A previous 13C NMR technique (Malloy, C.R., Sherry, A.D., and Jeffrey, F.M.H. (1987) FEBS Lett. 212, 58-62) for measuring the relative flux of molecules through the oxidative versus anaplerotic pathways involving the citric acid cycle of the rat heart has been extended to include a complete analysis of the entire glutamate 13C spectrum. Although still simple in practice, this more sophisticated model allows an evaluation of 13C fractional enrichment of molecules entering both the oxidative and anaplerotic pathways under steady-state conditions. The method was used to analyze 13C NMR spectra of intact hearts or their acid extracts during utilization of 13C-enriched pyruvate, propionate, acetate, or various combinations thereof. [2-13C]Pyruvate was used to prove that steady-state flux of pyruvate through pyruvate carboxylase is significant during co-perfusion of pyruvate and acetate, and we demonstrate for the first time that a nine-line 13C multiplet may be detected in an intact, beating heart. Acetate or pyruvate alone provided about 86% of the acetyl-CoA; in combination, about 65% of the acetyl-CoA was derived from acetate, about 30% was derived from pyruvate, and the remainder from endogenous sources.
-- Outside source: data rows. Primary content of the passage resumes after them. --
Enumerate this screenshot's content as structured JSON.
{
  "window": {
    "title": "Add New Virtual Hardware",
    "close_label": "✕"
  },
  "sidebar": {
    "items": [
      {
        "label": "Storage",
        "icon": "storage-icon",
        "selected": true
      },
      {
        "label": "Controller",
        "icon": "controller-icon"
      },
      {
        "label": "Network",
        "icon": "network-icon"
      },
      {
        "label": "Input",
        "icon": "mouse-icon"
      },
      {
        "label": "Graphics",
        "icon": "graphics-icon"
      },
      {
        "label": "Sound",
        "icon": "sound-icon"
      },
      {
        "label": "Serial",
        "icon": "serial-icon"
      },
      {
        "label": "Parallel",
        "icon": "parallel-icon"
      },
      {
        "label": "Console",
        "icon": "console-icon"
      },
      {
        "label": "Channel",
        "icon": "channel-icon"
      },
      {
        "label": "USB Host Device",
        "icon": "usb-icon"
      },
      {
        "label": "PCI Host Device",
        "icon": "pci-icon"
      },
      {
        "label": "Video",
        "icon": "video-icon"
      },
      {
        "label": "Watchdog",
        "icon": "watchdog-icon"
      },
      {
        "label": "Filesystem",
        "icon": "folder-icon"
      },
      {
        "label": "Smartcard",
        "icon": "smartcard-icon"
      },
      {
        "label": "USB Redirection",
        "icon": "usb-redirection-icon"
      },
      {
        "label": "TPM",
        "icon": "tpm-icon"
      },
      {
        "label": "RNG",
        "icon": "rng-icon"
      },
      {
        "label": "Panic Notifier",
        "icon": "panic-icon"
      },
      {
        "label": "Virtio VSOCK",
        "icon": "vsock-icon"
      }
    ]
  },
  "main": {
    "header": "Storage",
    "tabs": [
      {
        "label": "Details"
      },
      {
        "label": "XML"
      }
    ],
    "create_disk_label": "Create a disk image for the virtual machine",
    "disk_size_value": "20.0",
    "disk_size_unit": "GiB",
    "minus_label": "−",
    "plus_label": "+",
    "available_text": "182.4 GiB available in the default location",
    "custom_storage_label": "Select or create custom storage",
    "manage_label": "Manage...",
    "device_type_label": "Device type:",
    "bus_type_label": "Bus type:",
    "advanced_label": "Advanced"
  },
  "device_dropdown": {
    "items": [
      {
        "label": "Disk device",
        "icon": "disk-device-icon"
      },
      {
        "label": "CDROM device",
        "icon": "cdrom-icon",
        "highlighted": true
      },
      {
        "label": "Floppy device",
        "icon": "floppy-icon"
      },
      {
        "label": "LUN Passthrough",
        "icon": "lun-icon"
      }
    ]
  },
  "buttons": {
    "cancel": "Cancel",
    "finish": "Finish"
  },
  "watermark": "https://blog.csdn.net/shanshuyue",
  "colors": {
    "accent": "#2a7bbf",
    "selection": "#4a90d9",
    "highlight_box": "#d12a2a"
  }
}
Propionate reduced the contribution of exogenous acetate to acetyl-CoA to 77% and also reduced the oxidation of endogenous substrates. Equations are presented which allow this same analysis on multiply labeled substrates, making this technique extremely powerful for the evaluation of substrate selection and relative metabolic flux through anaplerotic and oxidative pathways in the intact heart.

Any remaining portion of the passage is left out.